Ages of Cooking Ability

In the beginning our babies start life unable to do anything for their selves. Feeding, changing and taking care of those sweet babies is our job. But in time we start teaching them how to do simple tasks of being able to sit up, walk, feed their selves and the list goes on. It is in the toddler years that kids can start learning to help in the kitchen while under high supervision as well. The basic tasks of setting the table, squeezing lemons, matching silverware, helping to empty the dishwasher, helping to do simple tasks with an adult are things that can be learnt early in life. 

As time goes on and children develop better motor skills they can learn to do more. By the age of 4 or 5 Hand and eye coordination is getting better as well. At times our children may seem a bit backward and this can be improved with extra help. If your child seems ahead of their age in kitchen skills then you should continue the good work of keeping them involved and interested.

At the time to entering school is present a childs fine motor skills allows them to take on more detailed work.
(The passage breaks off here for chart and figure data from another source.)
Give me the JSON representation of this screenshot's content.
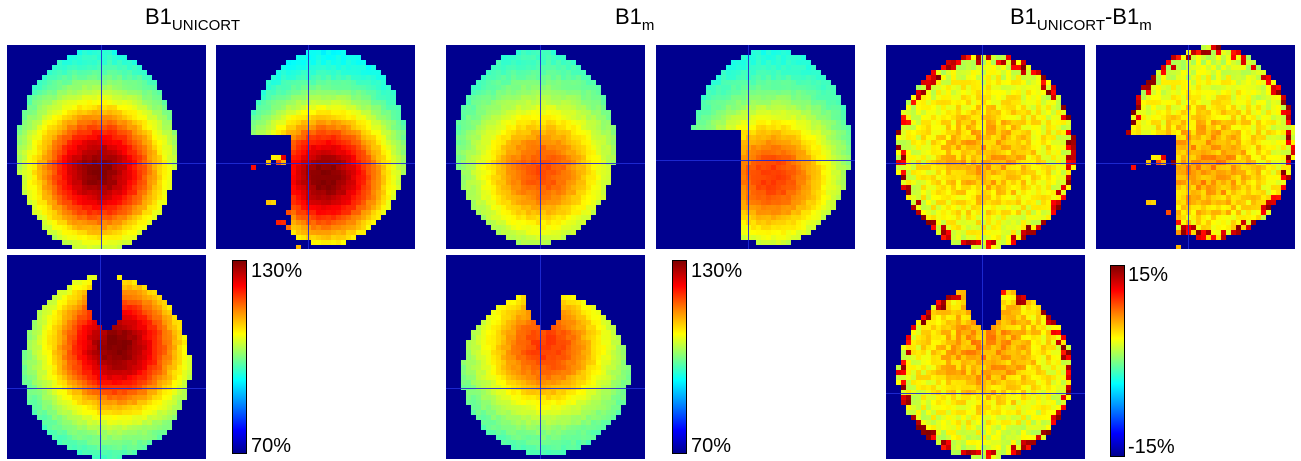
{
  "titles": {
    "g1": {
      "main": "B1",
      "sub": "UNICORT"
    },
    "g2": {
      "main": "B1",
      "sub": "m"
    },
    "g3": {
      "main": "B1",
      "sub1": "UNICORT",
      "dash": "-B1",
      "sub2": "m"
    }
  },
  "colorbars": {
    "g1": {
      "max": "130%",
      "min": "70%"
    },
    "g2": {
      "max": "130%",
      "min": "70%"
    },
    "g3": {
      "max": "15%",
      "min": "-15%"
    }
  },
  "colors": {
    "background": "#00008f",
    "crosshair": "#1f2bd6"
  }
}
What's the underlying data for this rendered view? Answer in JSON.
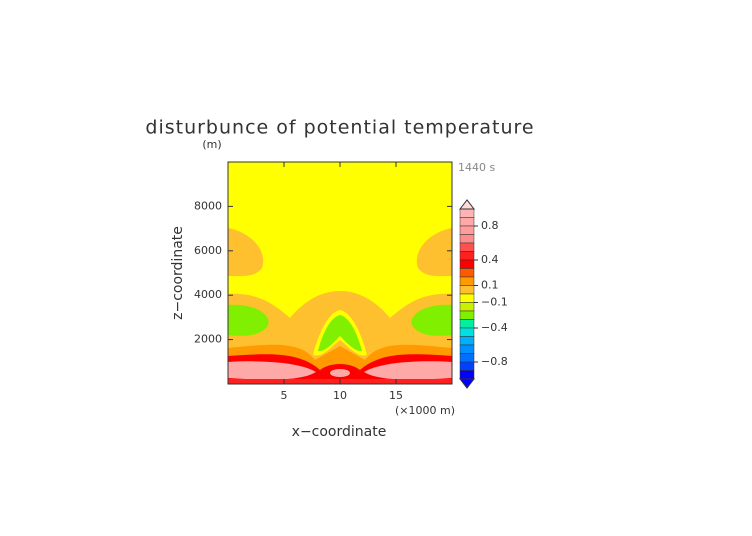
{
  "chart_data": {
    "type": "contour",
    "title": "disturbunce of potential temperature",
    "y_unit": "(m)",
    "time_label": "1440 s",
    "x_unit": "(×1000 m)",
    "xlabel": "x−coordinate",
    "ylabel": "z−coordinate",
    "xlim": [
      0,
      20
    ],
    "xticks": [
      5,
      10,
      15
    ],
    "ylim": [
      0,
      10000
    ],
    "yticks": [
      2000,
      4000,
      6000,
      8000
    ],
    "colorbar": {
      "levels": [
        1.0,
        0.9,
        0.8,
        0.7,
        0.6,
        0.5,
        0.4,
        0.3,
        0.2,
        0.1,
        0.0,
        -0.1,
        -0.2,
        -0.3,
        -0.4,
        -0.5,
        -0.6,
        -0.7,
        -0.8,
        -0.9,
        -1.0
      ],
      "colors": [
        "#ffb4b4",
        "#ffa8a8",
        "#ff9c9c",
        "#ff8c8c",
        "#ff5050",
        "#ff2020",
        "#ff0000",
        "#ff5a00",
        "#ff9a00",
        "#ffc030",
        "#ffff00",
        "#c8f000",
        "#80f000",
        "#00f0a0",
        "#00e0e0",
        "#00b0ff",
        "#0090ff",
        "#0070ff",
        "#0040ff",
        "#0000ff"
      ],
      "over_color": "#ffd8d8",
      "under_color": "#0000ff",
      "ticks": [
        0.8,
        0.4,
        0.1,
        {
          "value": -0.1,
          "label": "−0.1"
        },
        {
          "value": -0.4,
          "label": "−0.4"
        },
        {
          "value": -0.8,
          "label": "−0.8"
        }
      ]
    }
  }
}
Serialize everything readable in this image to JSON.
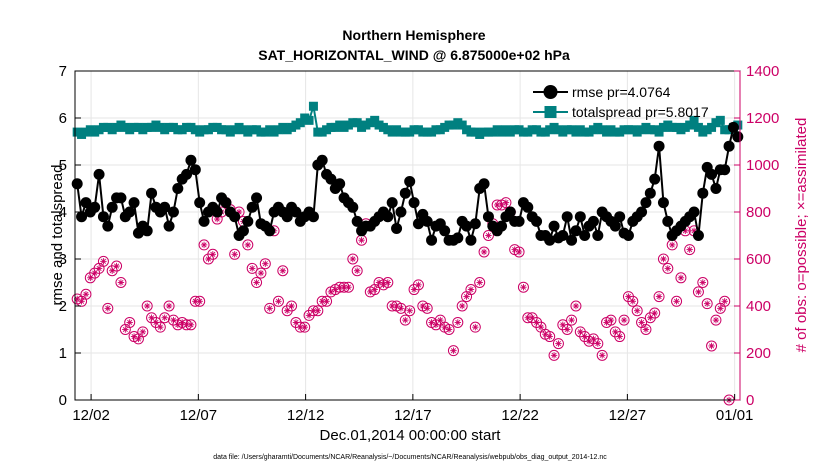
{
  "chart_data": {
    "type": "line",
    "title_line1": "Northern Hemisphere",
    "title_line2": "SAT_HORIZONTAL_WIND @ 6.875000e+02 hPa",
    "xlabel": "Dec.01,2014 00:00:00 start",
    "ylabel_left": "rmse and totalspread",
    "ylabel_right": "# of obs: o=possible; ×=assimilated",
    "x_tick_labels": [
      "12/02",
      "12/07",
      "12/12",
      "12/17",
      "12/22",
      "12/27",
      "01/01"
    ],
    "x_tick_days": [
      1,
      6,
      11,
      16,
      21,
      26,
      31
    ],
    "xlim_days": [
      0.25,
      31.25
    ],
    "ylim_left": [
      0,
      7
    ],
    "y_ticks_left": [
      "0",
      "1",
      "2",
      "3",
      "4",
      "5",
      "6",
      "7"
    ],
    "ylim_right": [
      0,
      1400
    ],
    "y_ticks_right": [
      "0",
      "200",
      "400",
      "600",
      "800",
      "1000",
      "1200",
      "1400"
    ],
    "footnote": "data file: /Users/gharamti/Documents/NCAR/Reanalysis/~/Documents/NCAR/Reanalysis/webpub/obs_diag_output_2014-12.nc",
    "colors": {
      "rmse": "#000000",
      "totalspread": "#008080",
      "obs": "#cc0066",
      "right_axis": "#cc0066",
      "gridline": "#e6e6e6"
    },
    "series": [
      {
        "name": "rmse",
        "legend": "rmse pr=4.0764",
        "axis": "left",
        "values": [
          4.6,
          3.9,
          4.2,
          4.0,
          4.1,
          4.8,
          3.9,
          3.7,
          4.1,
          4.3,
          4.3,
          3.9,
          4.0,
          4.2,
          3.55,
          3.7,
          3.6,
          4.4,
          4.1,
          4.0,
          4.1,
          3.7,
          4.0,
          4.5,
          4.7,
          4.8,
          5.1,
          4.9,
          4.2,
          3.8,
          4.0,
          4.1,
          4.0,
          4.3,
          4.2,
          4.0,
          3.9,
          3.5,
          3.6,
          3.8,
          4.1,
          4.3,
          3.75,
          3.7,
          3.6,
          4.0,
          4.1,
          4.0,
          3.9,
          4.1,
          4.0,
          3.8,
          3.9,
          4.0,
          3.9,
          5.0,
          5.1,
          4.8,
          4.7,
          4.5,
          4.6,
          4.3,
          4.2,
          4.1,
          3.8,
          3.6,
          3.7,
          3.7,
          3.8,
          3.9,
          4.0,
          3.9,
          4.2,
          3.65,
          4.0,
          4.4,
          4.65,
          4.2,
          3.75,
          3.95,
          3.8,
          3.4,
          3.7,
          3.75,
          3.6,
          3.4,
          3.4,
          3.45,
          3.8,
          3.7,
          3.4,
          3.75,
          4.5,
          4.6,
          3.9,
          3.7,
          3.6,
          3.7,
          3.9,
          4.0,
          3.8,
          3.8,
          4.2,
          4.1,
          3.9,
          3.8,
          3.5,
          3.5,
          3.4,
          3.7,
          3.45,
          3.5,
          3.9,
          3.4,
          3.6,
          3.9,
          3.5,
          3.7,
          3.8,
          3.5,
          4.0,
          3.9,
          3.8,
          3.7,
          3.9,
          3.55,
          3.5,
          3.8,
          3.9,
          4.0,
          4.2,
          4.4,
          4.7,
          5.4,
          4.2,
          3.8,
          3.5,
          3.6,
          3.7,
          3.8,
          3.9,
          4.0,
          3.5,
          4.4,
          4.95,
          4.8,
          4.5,
          4.9,
          4.9,
          5.4,
          5.8,
          5.6
        ],
        "marker": "filled-circle"
      },
      {
        "name": "totalspread",
        "legend": "totalspread pr=5.8017",
        "axis": "left",
        "values": [
          5.7,
          5.65,
          5.7,
          5.75,
          5.7,
          5.75,
          5.8,
          5.8,
          5.75,
          5.8,
          5.85,
          5.8,
          5.75,
          5.8,
          5.8,
          5.75,
          5.8,
          5.8,
          5.85,
          5.8,
          5.75,
          5.8,
          5.8,
          5.75,
          5.75,
          5.8,
          5.8,
          5.75,
          5.7,
          5.75,
          5.75,
          5.8,
          5.8,
          5.75,
          5.75,
          5.7,
          5.75,
          5.8,
          5.75,
          5.7,
          5.75,
          5.75,
          5.7,
          5.7,
          5.75,
          5.7,
          5.75,
          5.8,
          5.75,
          5.8,
          5.85,
          5.9,
          6.0,
          5.95,
          6.25,
          5.7,
          5.7,
          5.75,
          5.8,
          5.8,
          5.85,
          5.8,
          5.85,
          5.9,
          5.9,
          5.8,
          5.85,
          5.9,
          5.95,
          5.85,
          5.8,
          5.75,
          5.7,
          5.75,
          5.7,
          5.7,
          5.7,
          5.75,
          5.75,
          5.7,
          5.7,
          5.7,
          5.75,
          5.75,
          5.8,
          5.85,
          5.85,
          5.9,
          5.85,
          5.75,
          5.7,
          5.7,
          5.65,
          5.7,
          5.7,
          5.7,
          5.75,
          5.7,
          5.75,
          5.7,
          5.75,
          5.75,
          5.7,
          5.7,
          5.75,
          5.75,
          5.7,
          5.7,
          5.75,
          5.8,
          5.75,
          5.7,
          5.75,
          5.75,
          5.7,
          5.75,
          5.7,
          5.7,
          5.75,
          5.8,
          5.75,
          5.7,
          5.75,
          5.7,
          5.7,
          5.75,
          5.75,
          5.75,
          5.7,
          5.75,
          5.8,
          5.75,
          5.75,
          5.7,
          5.8,
          5.85,
          5.8,
          5.8,
          5.75,
          5.8,
          5.85,
          5.95,
          5.8,
          5.7,
          5.75,
          5.8,
          5.9,
          5.95,
          5.75,
          5.75,
          5.8,
          5.85
        ],
        "marker": "filled-square"
      },
      {
        "name": "# of obs",
        "axis": "right",
        "marker": "circle-with-asterisk",
        "values": [
          430,
          420,
          450,
          520,
          540,
          560,
          590,
          390,
          550,
          570,
          500,
          300,
          330,
          270,
          260,
          290,
          400,
          350,
          330,
          310,
          350,
          400,
          340,
          320,
          330,
          320,
          320,
          420,
          420,
          660,
          600,
          620,
          770,
          800,
          840,
          810,
          620,
          800,
          760,
          660,
          560,
          500,
          540,
          580,
          390,
          720,
          420,
          550,
          380,
          400,
          330,
          310,
          310,
          360,
          380,
          380,
          420,
          420,
          460,
          470,
          480,
          480,
          480,
          600,
          550,
          680,
          750,
          460,
          470,
          500,
          490,
          500,
          400,
          400,
          390,
          340,
          380,
          470,
          490,
          400,
          390,
          330,
          320,
          340,
          310,
          300,
          210,
          330,
          400,
          440,
          470,
          310,
          500,
          630,
          700,
          750,
          830,
          830,
          840,
          800,
          640,
          630,
          480,
          350,
          350,
          330,
          310,
          280,
          270,
          190,
          240,
          320,
          300,
          340,
          400,
          290,
          270,
          250,
          260,
          240,
          190,
          330,
          340,
          290,
          270,
          340,
          440,
          420,
          380,
          330,
          300,
          350,
          370,
          440,
          600,
          560,
          660,
          420,
          520,
          720,
          640,
          720,
          460,
          500,
          410,
          230,
          340,
          390,
          420,
          0
        ]
      }
    ]
  }
}
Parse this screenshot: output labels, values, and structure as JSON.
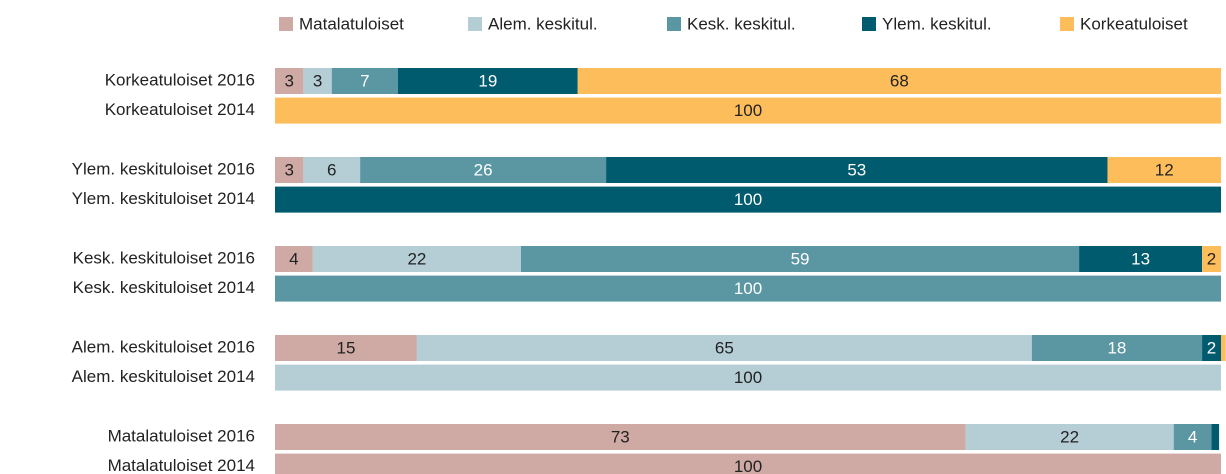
{
  "chart_data": {
    "type": "stacked-barh",
    "categories": [
      "Korkeatuloiset 2016",
      "Korkeatuloiset 2014",
      "Ylem. keskituloiset 2016",
      "Ylem. keskituloiset 2014",
      "Kesk. keskituloiset 2016",
      "Kesk. keskituloiset 2014",
      "Alem. keskituloiset 2016",
      "Alem. keskituloiset 2014",
      "Matalatuloiset 2016",
      "Matalatuloiset 2014"
    ],
    "series": [
      {
        "name": "Matalatuloiset",
        "color": "#cfa9a4",
        "label_color": "#222222",
        "values": [
          3,
          0,
          3,
          0,
          4,
          0,
          15,
          0,
          73,
          100
        ]
      },
      {
        "name": "Alem. keskitul.",
        "color": "#b5ced6",
        "label_color": "#222222",
        "values": [
          3,
          0,
          6,
          0,
          22,
          0,
          65,
          100,
          22,
          0
        ]
      },
      {
        "name": "Kesk. keskitul.",
        "color": "#5b96a3",
        "label_color": "#ffffff",
        "values": [
          7,
          0,
          26,
          0,
          59,
          100,
          18,
          0,
          4,
          0
        ]
      },
      {
        "name": "Ylem. keskitul.",
        "color": "#005b6e",
        "label_color": "#ffffff",
        "values": [
          19,
          0,
          53,
          100,
          13,
          0,
          2,
          0,
          0.8,
          0
        ]
      },
      {
        "name": "Korkeatuloiset",
        "color": "#fdbd5a",
        "label_color": "#222222",
        "values": [
          68,
          100,
          12,
          0,
          2,
          0,
          0.5,
          0,
          0,
          0
        ]
      }
    ],
    "xlim": [
      0,
      100
    ]
  }
}
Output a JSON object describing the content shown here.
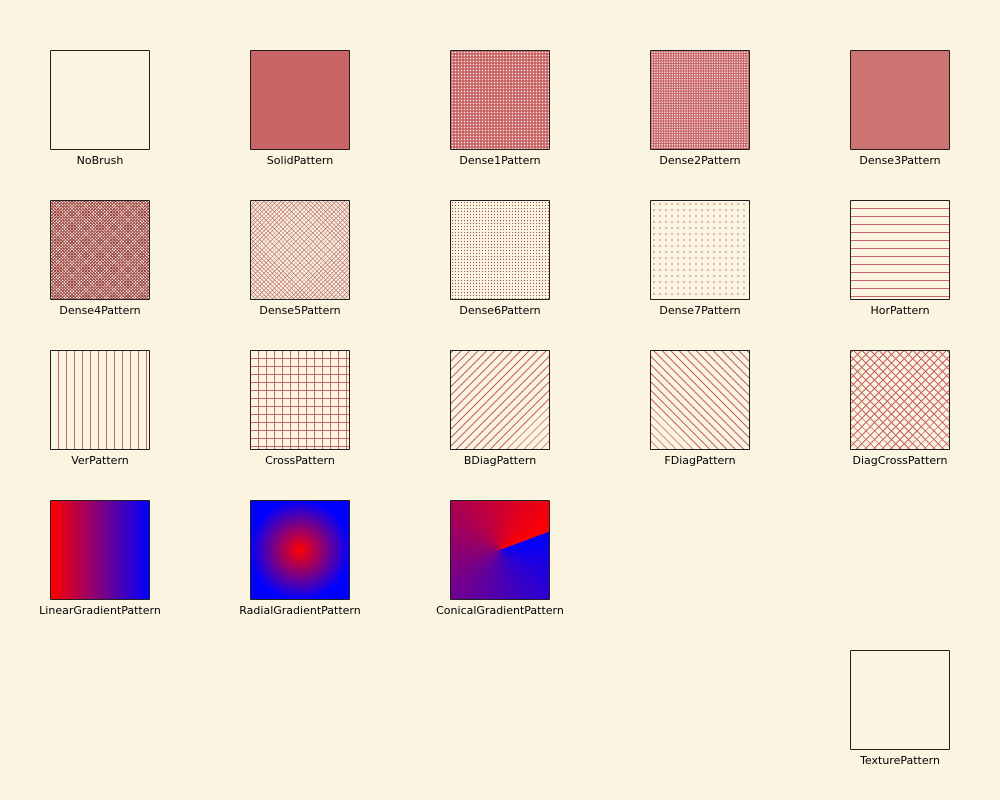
{
  "patterns": [
    {
      "label": "NoBrush",
      "brush": "nobrush"
    },
    {
      "label": "SolidPattern",
      "brush": "solid"
    },
    {
      "label": "Dense1Pattern",
      "brush": "dense1"
    },
    {
      "label": "Dense2Pattern",
      "brush": "dense2"
    },
    {
      "label": "Dense3Pattern",
      "brush": "dense3"
    },
    {
      "label": "Dense4Pattern",
      "brush": "dense4"
    },
    {
      "label": "Dense5Pattern",
      "brush": "dense5"
    },
    {
      "label": "Dense6Pattern",
      "brush": "dense6"
    },
    {
      "label": "Dense7Pattern",
      "brush": "dense7"
    },
    {
      "label": "HorPattern",
      "brush": "hor"
    },
    {
      "label": "VerPattern",
      "brush": "ver"
    },
    {
      "label": "CrossPattern",
      "brush": "cross"
    },
    {
      "label": "BDiagPattern",
      "brush": "bdiag"
    },
    {
      "label": "FDiagPattern",
      "brush": "fdiag"
    },
    {
      "label": "DiagCrossPattern",
      "brush": "diagcross"
    },
    {
      "label": "LinearGradientPattern",
      "brush": "linear"
    },
    {
      "label": "RadialGradientPattern",
      "brush": "radial"
    },
    {
      "label": "ConicalGradientPattern",
      "brush": "conical"
    },
    {
      "label": "TexturePattern",
      "brush": "texture"
    }
  ],
  "colors": {
    "background": "#faf4e1",
    "brush": "#c86464",
    "gradient_start": "#ff0000",
    "gradient_end": "#0000ff",
    "outline": "#202020"
  }
}
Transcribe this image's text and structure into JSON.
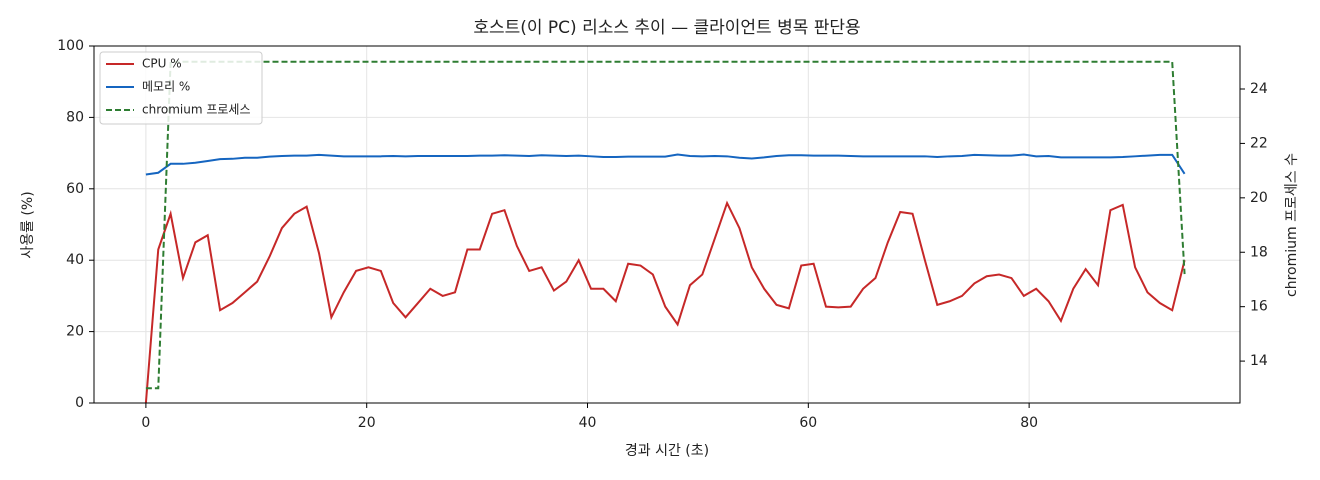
{
  "chart_data": {
    "type": "line",
    "title": "호스트(이 PC) 리소스 추이 — 클라이언트 병목 판단용",
    "x_label": "경과 시간 (초)",
    "y_label": "사용률 (%)",
    "y2_label": "chromium 프로세스 수",
    "x": [
      0,
      1.12,
      2.24,
      3.36,
      4.48,
      5.6,
      6.72,
      7.84,
      8.96,
      10.08,
      11.2,
      12.32,
      13.44,
      14.56,
      15.68,
      16.8,
      17.92,
      19.04,
      20.16,
      21.28,
      22.4,
      23.52,
      24.64,
      25.76,
      26.88,
      28,
      29.12,
      30.24,
      31.36,
      32.48,
      33.6,
      34.72,
      35.84,
      36.96,
      38.08,
      39.2,
      40.32,
      41.44,
      42.56,
      43.68,
      44.8,
      45.92,
      47.04,
      48.16,
      49.28,
      50.4,
      51.52,
      52.64,
      53.76,
      54.88,
      56,
      57.12,
      58.24,
      59.36,
      60.48,
      61.6,
      62.72,
      63.84,
      64.96,
      66.08,
      67.2,
      68.32,
      69.44,
      70.56,
      71.68,
      72.8,
      73.92,
      75.04,
      76.16,
      77.28,
      78.4,
      79.52,
      80.64,
      81.76,
      82.88,
      84,
      85.12,
      86.24,
      87.36,
      88.48,
      89.6,
      90.72,
      91.84,
      92.96,
      94.08
    ],
    "series": [
      {
        "name": "CPU %",
        "color": "#c62828",
        "style": "solid",
        "values": [
          0,
          43,
          53,
          35,
          45,
          47,
          26,
          28,
          31,
          34,
          41,
          49,
          53,
          55,
          42,
          24,
          31,
          37,
          38,
          37,
          28,
          24,
          28,
          32,
          30,
          31,
          43,
          43,
          53,
          54,
          44,
          37,
          38,
          31.5,
          34,
          40,
          32,
          32,
          28.5,
          39,
          38.5,
          36,
          27,
          22,
          33,
          36,
          46,
          56,
          49,
          38,
          32,
          27.5,
          26.5,
          38.5,
          39,
          27,
          26.8,
          27,
          32,
          35,
          45,
          53.5,
          53,
          40,
          27.5,
          28.5,
          30,
          33.5,
          35.5,
          36,
          35,
          30,
          32,
          28.5,
          23,
          32,
          37.5,
          33,
          54,
          55.5,
          38,
          31,
          28,
          26,
          40
        ]
      },
      {
        "name": "메모리 %",
        "color": "#1565c0",
        "style": "solid",
        "values": [
          64,
          64.5,
          67,
          67,
          67.3,
          67.8,
          68.3,
          68.4,
          68.7,
          68.7,
          69,
          69.2,
          69.3,
          69.3,
          69.5,
          69.3,
          69.1,
          69.1,
          69.1,
          69.1,
          69.2,
          69.1,
          69.2,
          69.2,
          69.2,
          69.2,
          69.2,
          69.3,
          69.3,
          69.4,
          69.3,
          69.2,
          69.4,
          69.3,
          69.2,
          69.3,
          69.1,
          68.9,
          68.9,
          69,
          69,
          69,
          69,
          69.6,
          69.2,
          69.1,
          69.2,
          69.1,
          68.7,
          68.5,
          68.8,
          69.2,
          69.4,
          69.4,
          69.3,
          69.3,
          69.3,
          69.2,
          69.1,
          69.1,
          69.1,
          69.1,
          69.1,
          69.1,
          68.9,
          69.1,
          69.2,
          69.5,
          69.4,
          69.3,
          69.3,
          69.6,
          69.1,
          69.2,
          68.8,
          68.8,
          68.8,
          68.8,
          68.8,
          68.9,
          69.1,
          69.3,
          69.5,
          69.5,
          64.2
        ]
      },
      {
        "name": "chromium 프로세스",
        "color": "#2e7d32",
        "style": "dashed",
        "axis": "y2",
        "values": [
          13,
          13,
          25,
          25,
          25,
          25,
          25,
          25,
          25,
          25,
          25,
          25,
          25,
          25,
          25,
          25,
          25,
          25,
          25,
          25,
          25,
          25,
          25,
          25,
          25,
          25,
          25,
          25,
          25,
          25,
          25,
          25,
          25,
          25,
          25,
          25,
          25,
          25,
          25,
          25,
          25,
          25,
          25,
          25,
          25,
          25,
          25,
          25,
          25,
          25,
          25,
          25,
          25,
          25,
          25,
          25,
          25,
          25,
          25,
          25,
          25,
          25,
          25,
          25,
          25,
          25,
          25,
          25,
          25,
          25,
          25,
          25,
          25,
          25,
          25,
          25,
          25,
          25,
          25,
          25,
          25,
          25,
          25,
          25,
          17.2
        ]
      }
    ],
    "xlim": [
      -4.7,
      99.1
    ],
    "xticks": [
      0,
      20,
      40,
      60,
      80
    ],
    "ylim": [
      0,
      100
    ],
    "yticks": [
      0,
      20,
      40,
      60,
      80,
      100
    ],
    "y2lim": [
      12.46,
      25.58
    ],
    "y2ticks": [
      14,
      16,
      18,
      20,
      22,
      24
    ],
    "grid": true,
    "legend": "upper-left"
  }
}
They are at the age to start using measuring spoons and forming meatballs or nuggets. Adult supervision is still in high need to ensure safety is present. Start at the age of six or seven to teach skills such as dicing, mincing vegetables, peeling raw potatoes with a peeler, slicing and scooping avocados and greasing pans. 

My grand-daughter is 8 years old at the present and all previous skills have been achieved. Now she is ready to take on new areas in the skills of cooking. It is up to the adult to know if they are mature enough to work with the stove or not. One good place to start is microwave and toaster oven recipes. The ability to use pizza cutters, can openers, as well as putting mix in muffin cups are all abilities to succeed at around the ages of 8 or 9. Meanwhile, skills of rinsing dishes, putting away leftovers, and making sandwiches are all items that can be done at this age. 

In the future we look forward to watching our princess work alone in the kitchen. The early basic skills are necessary to learn so that this level can be achieved. The same kitchen rules apply and parents role is to supervise and ensure rules are followed. Reminders such as using hot pad, washing hands, preventing mistakes on the stove top or oven can help them learn and be ready for ever growing achievements.